Hello. There is a need to expand the color range. The only option I have chosen is to convert to HSV from BGR and back. I used this kernel, but speed of this solution is not commensurable with speed of opencv::cuda solution, what can be fixed here?

__global__ void Inversion_CUDA(unsigned char* Image, int Channels){
int x = blockIdx.x;
int y = blockIdx.y;
int idx = (x + y * gridDim.x) * Channels;
//We need to get a bgr point
//convert_one_pixel_to_hsv 
float r, g, b;
float h, s, v;
r = Image[idx + 2] / 255.0f;
g = Image[idx + 1] / 255.0f;
b = Image[idx] / 255.0f;
float max = fmax(r, fmax(g, b));
float min = fmin(r, fmin(g, b));
float diff = max - min; 
v = max;    
if(v == 0.0f) { // black
    h = s = 0.0f;
} else {
    s = diff / v * 2.0f; //add cof
    if(diff < 0.001f) { // grey
        h = 0.0f;
    } else { // color
        if(max == r) {
            h = 60.0f * (g - b)/diff;
            if(h < 0.0f) { h += 360.0f; }
        } else if(max == g) {
            h = 60.0f * (2 + (b - r)/diff);
        } else {
            h = 60.0f * (4 + (r - g)/diff);
        }
    }       
}   
//convert_one_pixel_to_bgr
float f = h/60.0f;
float hi = floorf(f);
f = f - hi;
float p = v * (1 - s);
float q = v * (1 - s * f);
float t = v * (1 - s * (1 - f));    
if(hi == 0.0f || hi == 6.0f) {
    r = v;
    g = t;
    b = p;
} else if(hi == 1.0f) {
    r = q;
    g = v;
    b = p;
} else if(hi == 2.0f) {
    r = p;
    g = v;
    b = t;
} else if(hi == 3.0f) {
    r = p;
    g = q;
    b = v;
} else if(hi == 4.0f) {
    r = t;
    g = p;
    b = v;
} else {
    r = v;
    g = p;
    b = q;
}
Image[idx + 2] = (unsigned char) __float2uint_rn(255.0f * r);
Image[idx + 1] = (unsigned char) __float2uint_rn(255.0f * g);
Image[idx] = (unsigned char) __float2uint_rn(255.0f * b);   
 }

cudaMemcpy(Dev_Input_Image, img.data, src.rows * src.cols * src.channels(), cudaMemcpyHostToDevice);
Inversion_CUDA << <Grid_Image, 1 >> >(Dev_Input_Image, src.channels());
cudaMemcpy(src.data, Dev_Input_Image, src.rows * src.cols * src.channels(), cudaMemcpyDeviceToHost);

It is not possible to install opencv::cuda because of the large number of devices that are already in use.

Hi,
Your solution looks optimal. May run sudo nvpmodel -m 0 and sudo jetson_clocks. With the commands the CPU cores and GPU are at max clock.

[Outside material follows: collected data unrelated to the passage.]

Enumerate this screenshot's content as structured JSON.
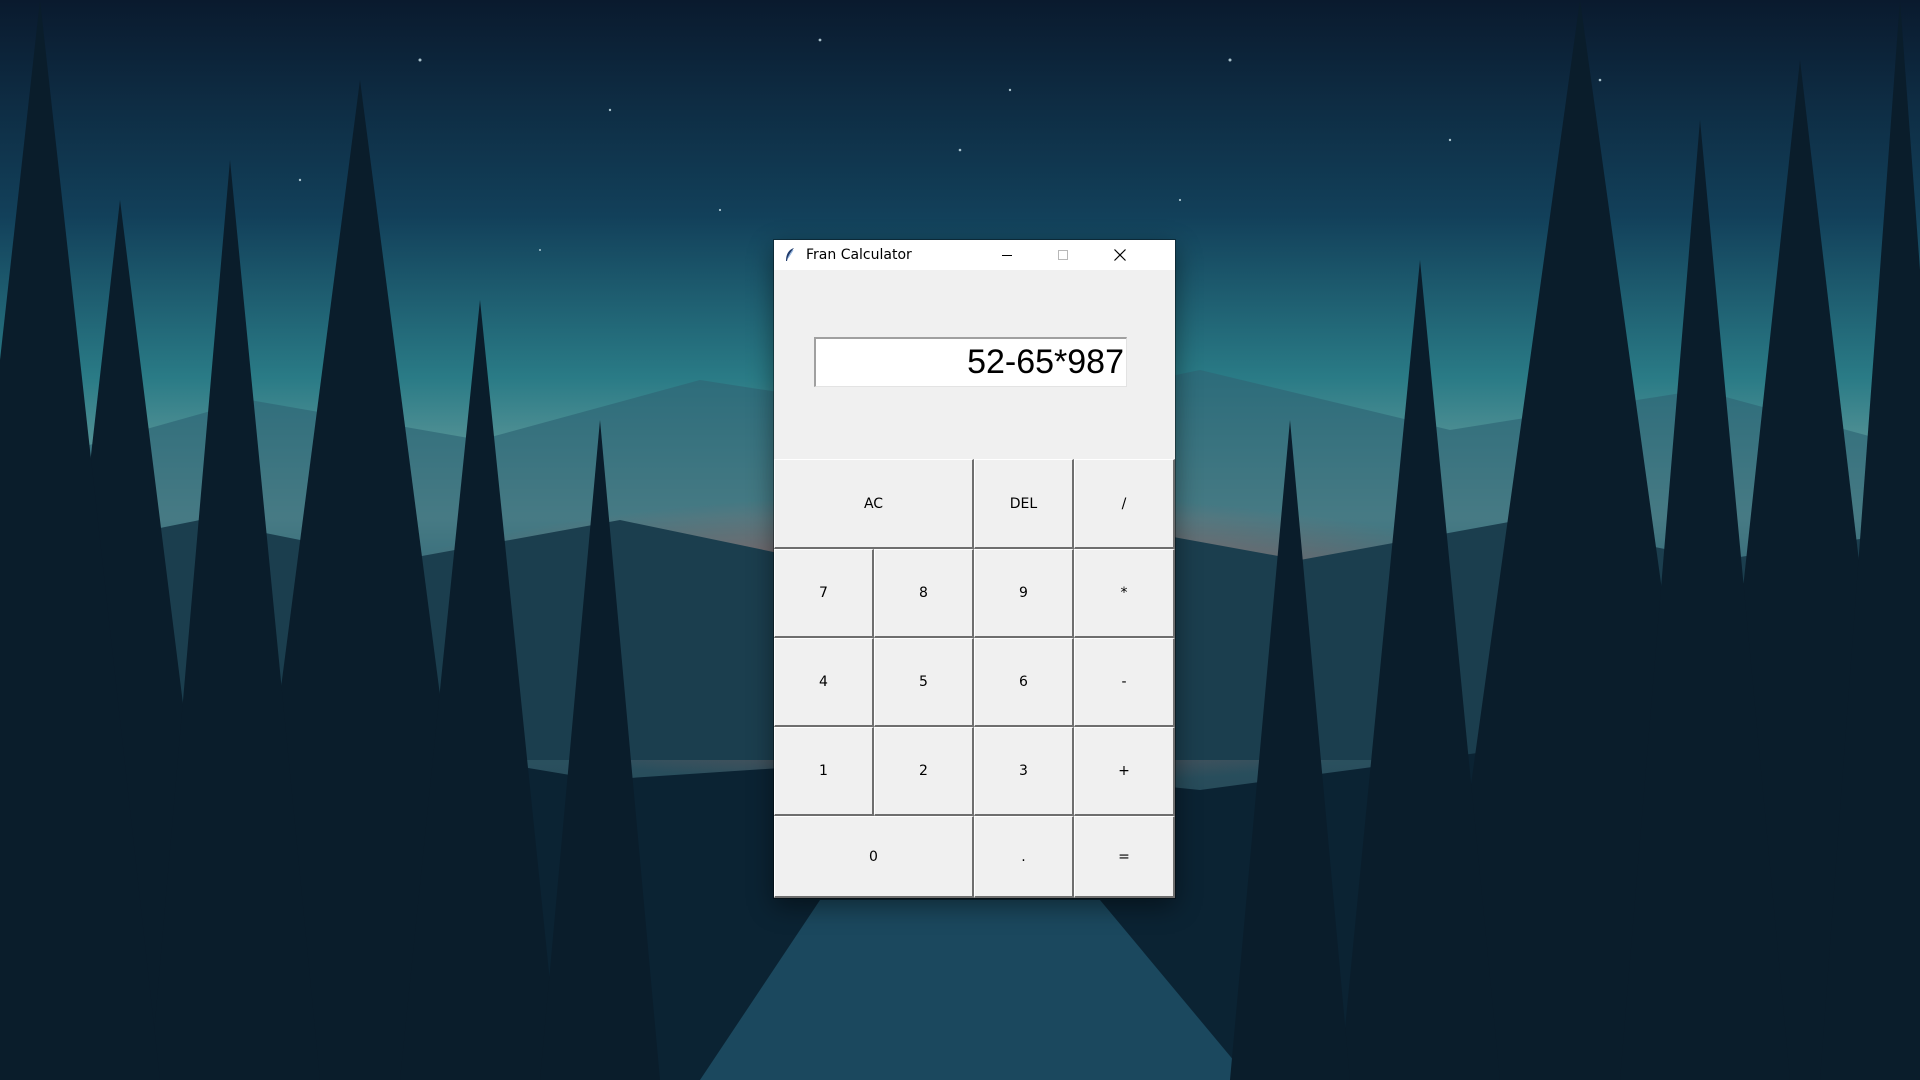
{
  "window": {
    "title": "Fran Calculator",
    "app_icon": "feather-icon",
    "controls": [
      "minimize",
      "maximize",
      "close"
    ]
  },
  "display": {
    "value": "52-65*987"
  },
  "keypad": {
    "rows": [
      [
        "AC",
        "DEL",
        "/"
      ],
      [
        "7",
        "8",
        "9",
        "*"
      ],
      [
        "4",
        "5",
        "6",
        "-"
      ],
      [
        "1",
        "2",
        "3",
        "+"
      ],
      [
        "0",
        ".",
        "="
      ]
    ]
  },
  "colors": {
    "window_bg": "#f0f0f0",
    "titlebar_bg": "#ffffff",
    "display_bg": "#ffffff"
  }
}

Thanks for the advice. My solution is four times slower than that:

    dst.upload(img,stream);   
    cv::cuda::cvtColor(dst, dst, cv::COLOR_BGR2HSV,0,stream);
    cv::cuda::split(dst, rgbchannel_cuda,stream);
    rgbchannel_cuda[1].convertTo(rgbchannel_cuda[1], rgbchannel_cuda[1].type(), 2,stream);
    cv::cuda::merge(rgbchannel_cuda,3, dst,stream);
    cv::cuda::cvtColor(dst, dst, cv::COLOR_HSV2BGR,0,stream);
    dst.download(img,stream);

We have the nano running in 5W mode.